Need for Women’s Studies as Academic Discipline

Here you will learn about the need for women’s studies as an academic discipline. Women’s studies is an academic field that draws on feminist and interdisciplinary methods to place women’s lives and experiences at the center of study.  While examining social and cultural constructs of gender; systems of privilege and oppression; and the relationships between power and gender as they intersect with each other.

A look at the socio-economic position of women confirms that their priorities are not men’s priorities.
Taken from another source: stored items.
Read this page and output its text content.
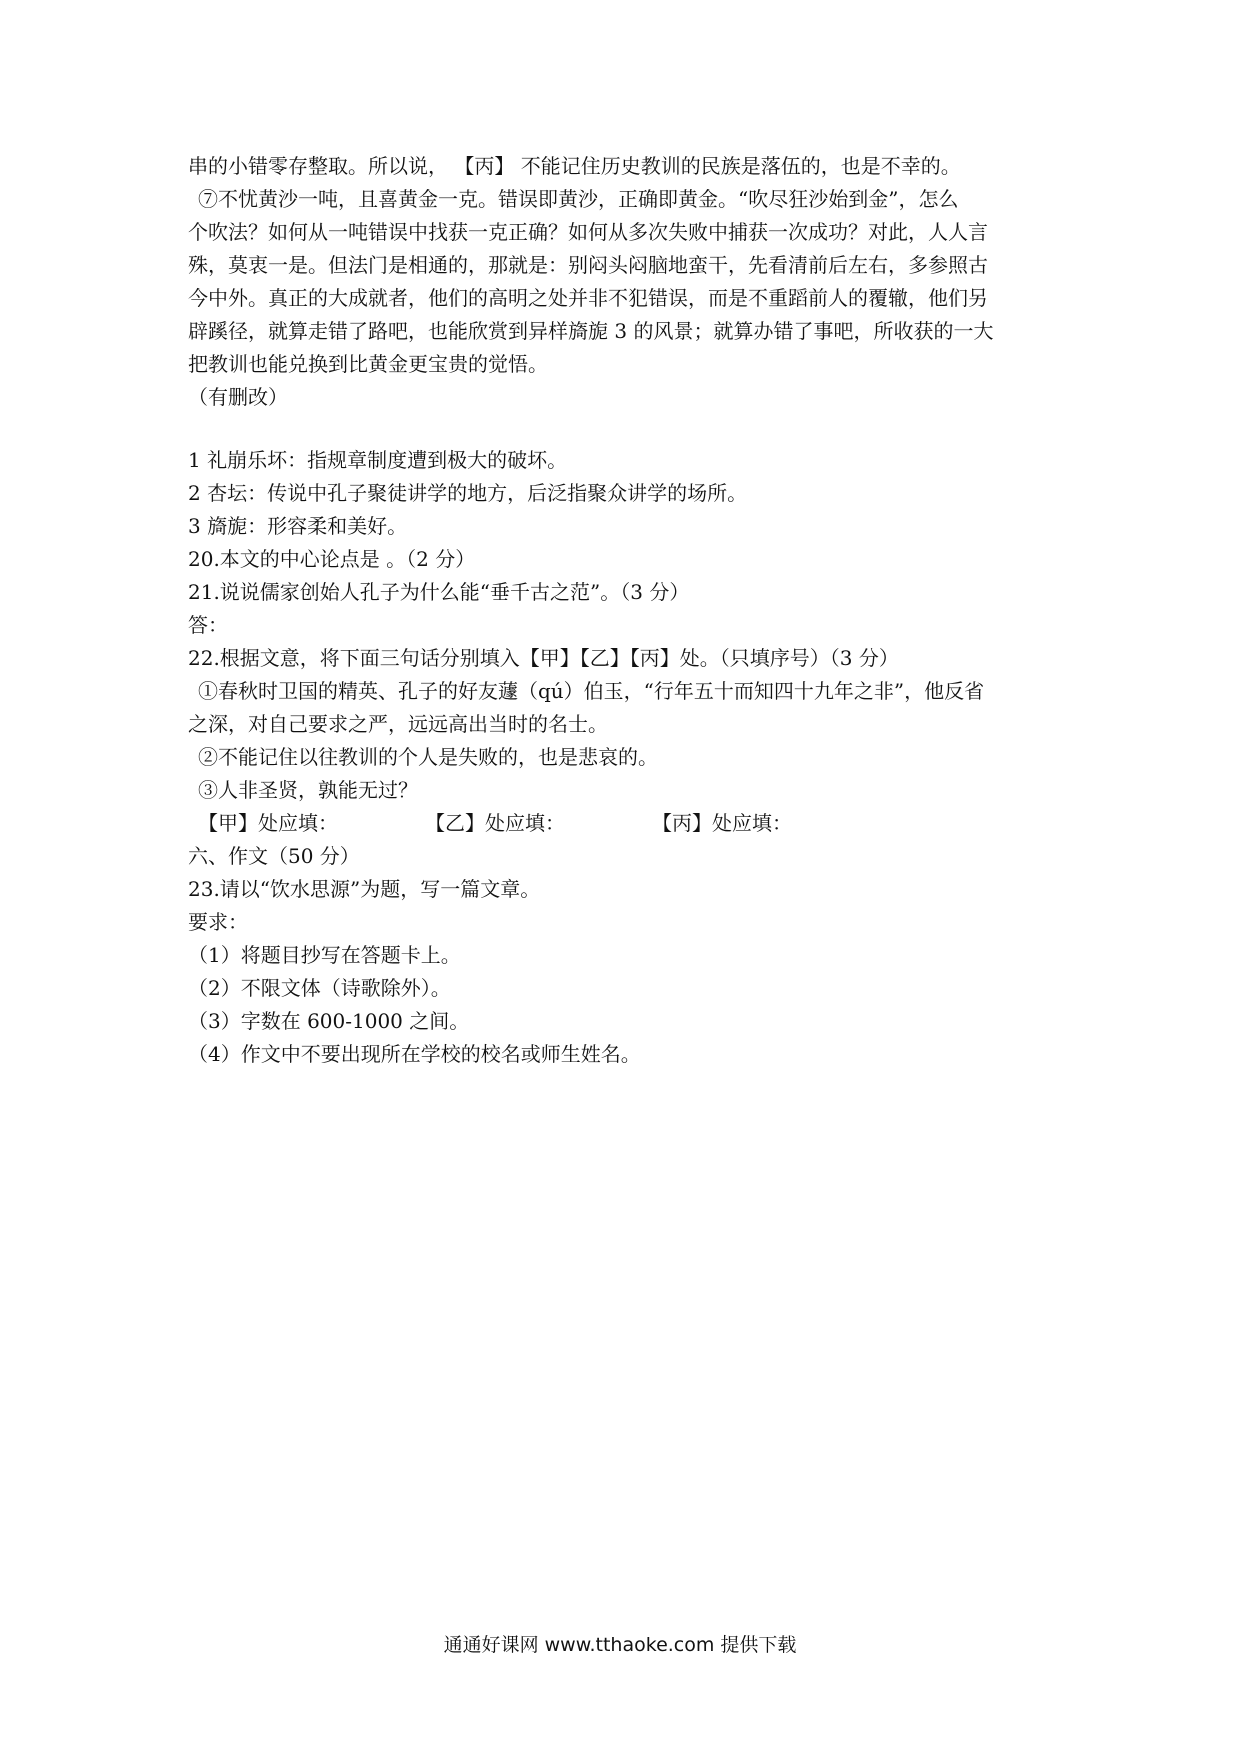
串的小错零存整取。所以说， 【丙】 不能记住历史教训的民族是落伍的，也是不幸的。
⑦不忧黄沙一吨，且喜黄金一克。错误即黄沙，正确即黄金。“吹尽狂沙始到金”，怎么
个吹法？如何从一吨错误中找获一克正确？如何从多次失败中捕获一次成功？对此，人人言
殊，莫衷一是。但法门是相通的，那就是：别闷头闷脑地蛮干，先看清前后左右，多参照古
今中外。真正的大成就者，他们的高明之处并非不犯错误，而是不重蹈前人的覆辙，他们另
辟蹊径，就算走错了路吧，也能欣赏到异样旖旎 3 的风景；就算办错了事吧，所收获的一大
把教训也能兑换到比黄金更宝贵的觉悟。
（有删改）
1 礼崩乐坏：指规章制度遭到极大的破坏。
2 杏坛：传说中孔子聚徒讲学的地方，后泛指聚众讲学的场所。
3 旖旎：形容柔和美好。
20.本文的中心论点是 。（2 分）
21.说说儒家创始人孔子为什么能“垂千古之范”。（3 分）
答：
22.根据文意，将下面三句话分别填入【甲】【乙】【丙】处。（只填序号）（3 分）
①春秋时卫国的精英、孔子的好友蘧（qú）伯玉，“行年五十而知四十九年之非”，他反省
之深，对自己要求之严，远远高出当时的名士。
②不能记住以往教训的个人是失败的，也是悲哀的。
③人非圣贤，孰能无过？
【甲】处应填：	【乙】处应填：	【丙】处应填：
六、作文（50 分）
23.请以“饮水思源”为题，写一篇文章。
要求：
（1）将题目抄写在答题卡上。
（2）不限文体（诗歌除外）。
（3）字数在 600-1000 之间。
（4）作文中不要出现所在学校的校名或师生姓名。
通通好课网 www.tthaoke.com 提供下载
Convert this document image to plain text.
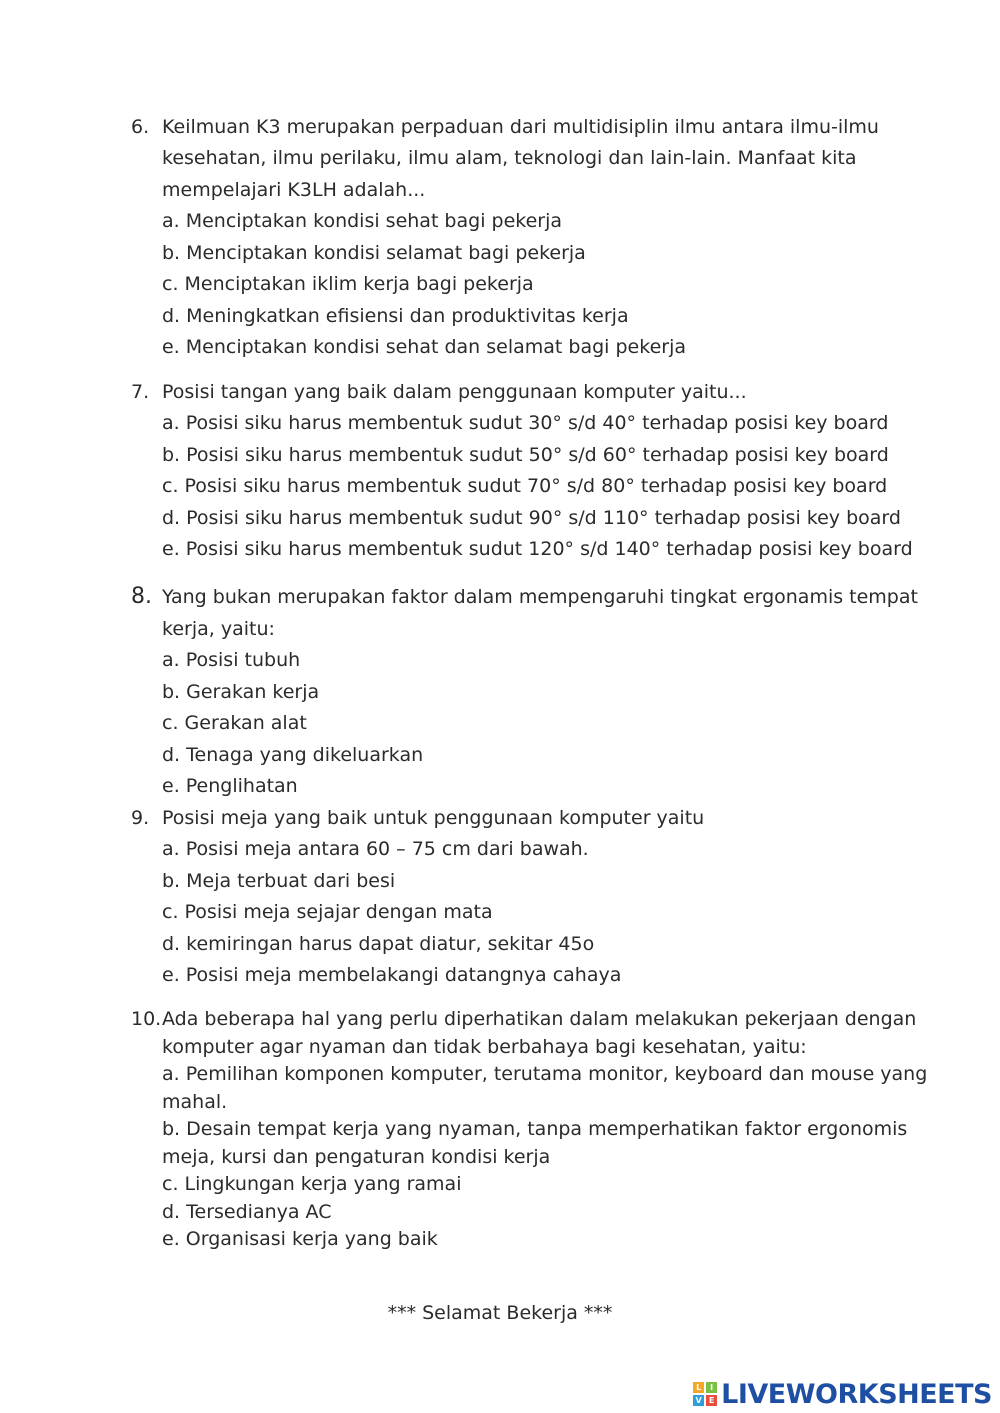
6. Keilmuan K3 merupakan perpaduan dari multidisiplin ilmu antara ilmu-ilmu
kesehatan, ilmu perilaku, ilmu alam, teknologi dan lain-lain. Manfaat kita
mempelajari K3LH adalah...
a. Menciptakan kondisi sehat bagi pekerja
b. Menciptakan kondisi selamat bagi pekerja
c. Menciptakan iklim kerja bagi pekerja
d. Meningkatkan efisiensi dan produktivitas kerja
e. Menciptakan kondisi sehat dan selamat bagi pekerja
7. Posisi tangan yang baik dalam penggunaan komputer yaitu...
a. Posisi siku harus membentuk sudut 30° s/d 40° terhadap posisi key board
b. Posisi siku harus membentuk sudut 50° s/d 60° terhadap posisi key board
c. Posisi siku harus membentuk sudut 70° s/d 80° terhadap posisi key board
d. Posisi siku harus membentuk sudut 90° s/d 110° terhadap posisi key board
e. Posisi siku harus membentuk sudut 120° s/d 140° terhadap posisi key board
8. Yang bukan merupakan faktor dalam mempengaruhi tingkat ergonamis tempat
kerja, yaitu:
a. Posisi tubuh
b. Gerakan kerja
c. Gerakan alat
d. Tenaga yang dikeluarkan
e. Penglihatan
9. Posisi meja yang baik untuk penggunaan komputer yaitu
a. Posisi meja antara 60 – 75 cm dari bawah.
b. Meja terbuat dari besi
c. Posisi meja sejajar dengan mata
d. kemiringan harus dapat diatur, sekitar 45o
e. Posisi meja membelakangi datangnya cahaya
10. Ada beberapa hal yang perlu diperhatikan dalam melakukan pekerjaan dengan
komputer agar nyaman dan tidak berbahaya bagi kesehatan, yaitu:
a. Pemilihan komponen komputer, terutama monitor, keyboard dan mouse yang
mahal.
b. Desain tempat kerja yang nyaman, tanpa memperhatikan faktor ergonomis
meja, kursi dan pengaturan kondisi kerja
c. Lingkungan kerja yang ramai
d. Tersedianya AC
e. Organisasi kerja yang baik
*** Selamat Bekerja ***
L	I
V E LIVEWORKSHEETS
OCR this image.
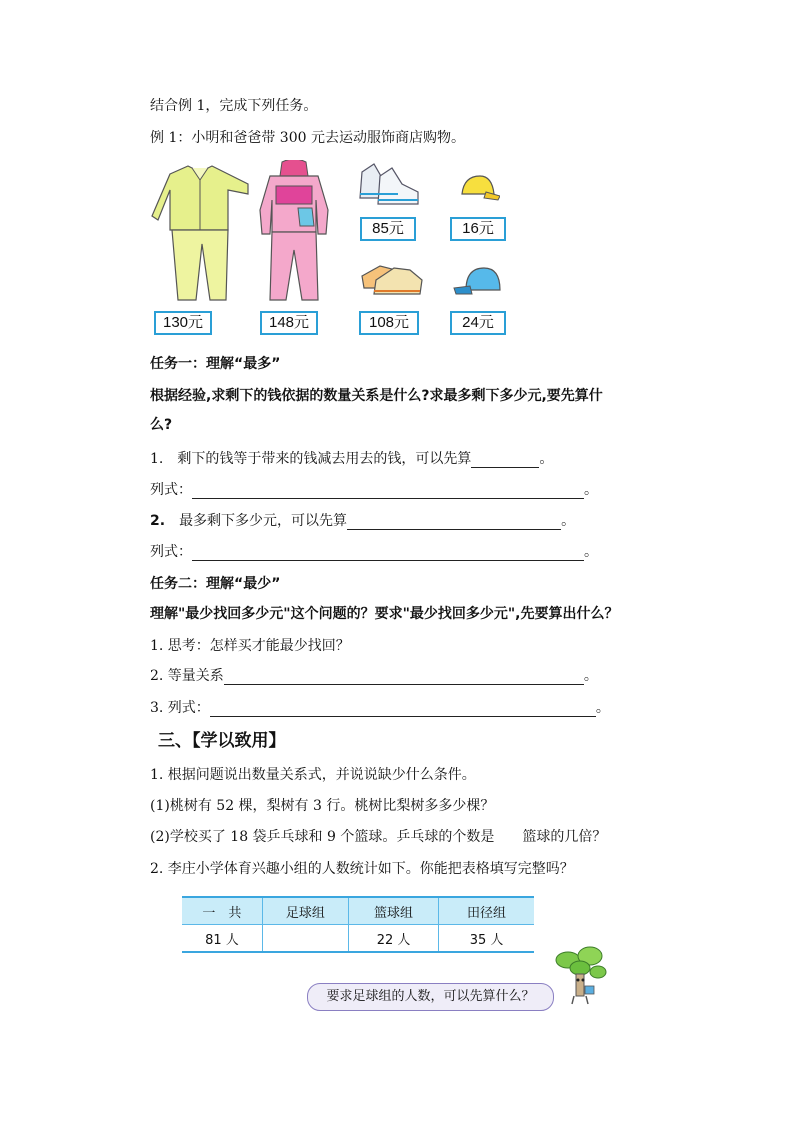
结合例 1，完成下列任务。
例 1：小明和爸爸带 300 元去运动服饰商店购物。
85元	16元
130元	148元	108元	24元
任务一：理解“最多”
根据经验,求剩下的钱依据的数量关系是什么?求最多剩下多少元,要先算什
么?
1.　剩下的钱等于带来的钱减去用去的钱，可以先算	。
列式：	。
2.　 最多剩下多少元，可以先算	。
列式：	。
任务二：理解“最少”
理解"最少找回多少元"这个问题的？要求"最少找回多少元",先要算出什么？
1. 思考：怎样买才能最少找回？
2. 等量关系	。
3. 列式：	。
三、【学以致用】
1. 根据问题说出数量关系式，并说说缺少什么条件。
(1)桃树有 52 棵，梨树有 3 行。桃树比梨树多多少棵？
(2)学校买了 18 袋乒乓球和 9 个篮球。乒乓球的个数是　　篮球的几倍？
2. 李庄小学体育兴趣小组的人数统计如下。你能把表格填写完整吗？
一　共	足球组	篮球组	田径组
81 人		22 人	35 人
要求足球组的人数，可以先算什么？
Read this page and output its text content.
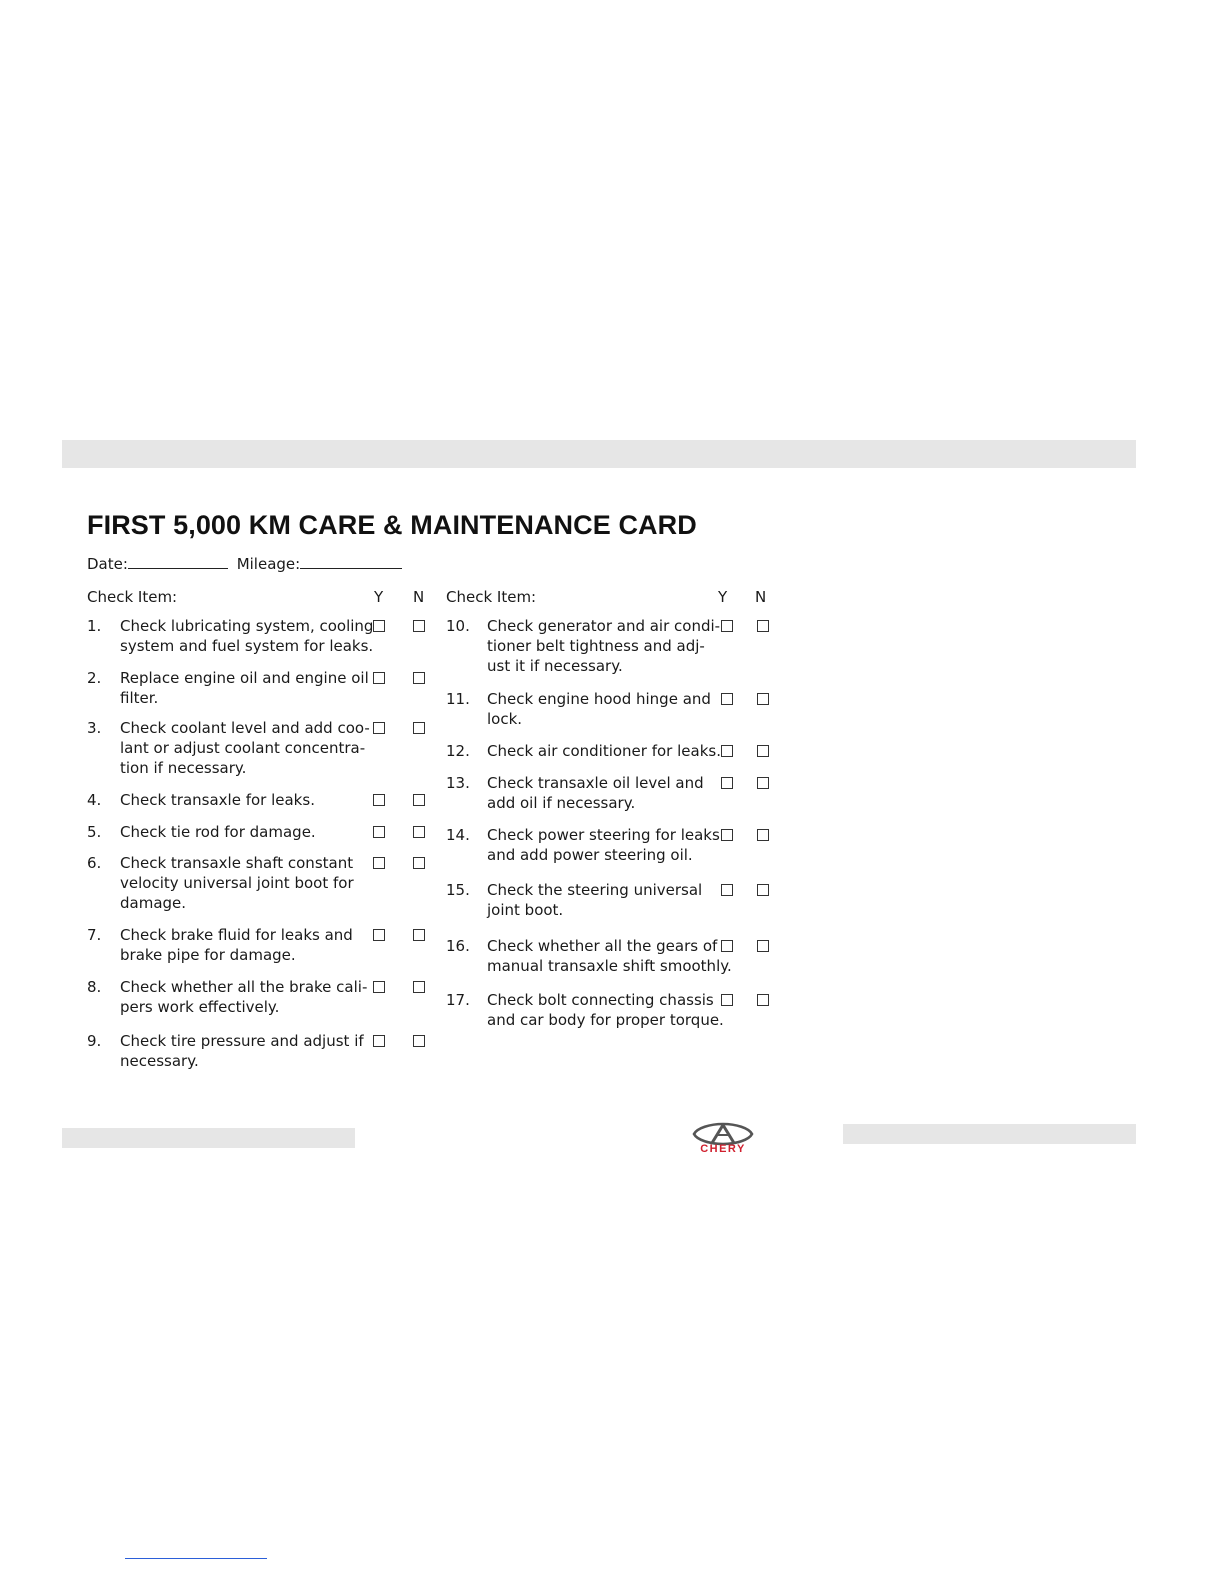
FIRST 5,000 KM CARE & MAINTENANCE CARD
Date:	Mileage:
Check Item:	Y N
1. Check lubricating system, cooling
system and fuel system for leaks.
2. Replace engine oil and engine oil
filter.
3. Check coolant level and add coo-
lant or adjust coolant concentra-
tion if necessary.
4. Check transaxle for leaks.
5. Check tie rod for damage.
6. Check transaxle shaft constant
velocity universal joint boot for
damage.
7. Check brake fluid for leaks and
brake pipe for damage.
8. Check whether all the brake cali-
pers work effectively.
9. Check tire pressure and adjust if
necessary.
Check Item:	Y N
10. Check generator and air condi-
tioner belt tightness and adj-
ust it if necessary.
11. Check engine hood hinge and
lock.
12. Check air conditioner for leaks.
13. Check transaxle oil level and
add oil if necessary.
14. Check power steering for leaks
and add power steering oil.
15. Check the steering universal
joint boot.
16. Check whether all the gears of
manual transaxle shift smoothly.
17. Check bolt connecting chassis
and car body for proper torque.
CHERY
Whether they live in western capitalist or socialist countries it can be seen that women’s status is not only improving but also in many instances it is deteriorating.

Observing women’s situation in societies, on the whole, gives them an imperative impetus to resist in some way the existing power relations.

When we look towards the construction of knowledge which is an important aspect of human existence. We find that women’s ways of knowing and their interpretation of realities are being neglected against men’s knowledge which is taken as a norm, true subjectivity, and natural truth.

This raises the question of why there should be women’s studies. One answer is that none of the established disciplines are reasonably suitable for disseminating women’s perspectives and their experiences and interpretation of social realities and their very development and present practice do not represent women as they are.

Therefore the construction of a new basis in academia for the generation of knowledge has led women to the development of women’s studies as a discipline. Women’s Studies have faced a lot of resistance because we live in a society where woman’s status is not taken into account seriously and so the idea of an academic discipline about women and for women is in itself difficult to accept.

When we look at different reports of almost all the countries in the world which reflect women’s contributions to socio-economic developments, their unpaid emotional and material work, their labor of love and care at home – which is not just unpaid, unrecognized but invisible in government statistics – then question appears that Why women’s studies be not a priority, a necessity?

Women’s absence from positions of power, policy, and decision-making has intensified the need for women to establish an academic platform for their ideologies and thoughts in their struggle against oppression and subordination.

Some people hold the belief that after taking a few women as a token in a few policy and decision-making positions have opinions that the issues of women’s oppression are either solved or almost solved. But we can argue why this question is not important. To whom it is important? Who decides what is significant? Who makes the rules and who profits? Who controls?

The crux of Women’s Studies is that it is not Just about facts and figures, it is not just another academic discipline – it involves a different way of viewing the world. It is about change in consciousness; in material and psychological circumstances; in power and control.

As the majority of feminists believe that women’s studies were developed in academia by feminists active in the women’s liberation movement and therefore have been called ‘the educational arm of the Feminist Movement.

The absence of women from positions of power is reflected in the curriculum at all educational levels as well as in the research that is being pursued and is thought important in all academic disciplines.

According to Acker (1980) women who are in women’s studies-students and teachers both recognize and feel women’s oppression from personal experience.

Bringing these abilities to the limelight is the attempt to understand them in an academic scholarly way in which not only women academics ‘de-construct’ and ‘re-construct’ previous knowledge. Also construct new knowledge that includes women as self-determining human beings, that empowers women to explore ways to end their status as underpaid and overworked, abused, and exploited second-class citizens.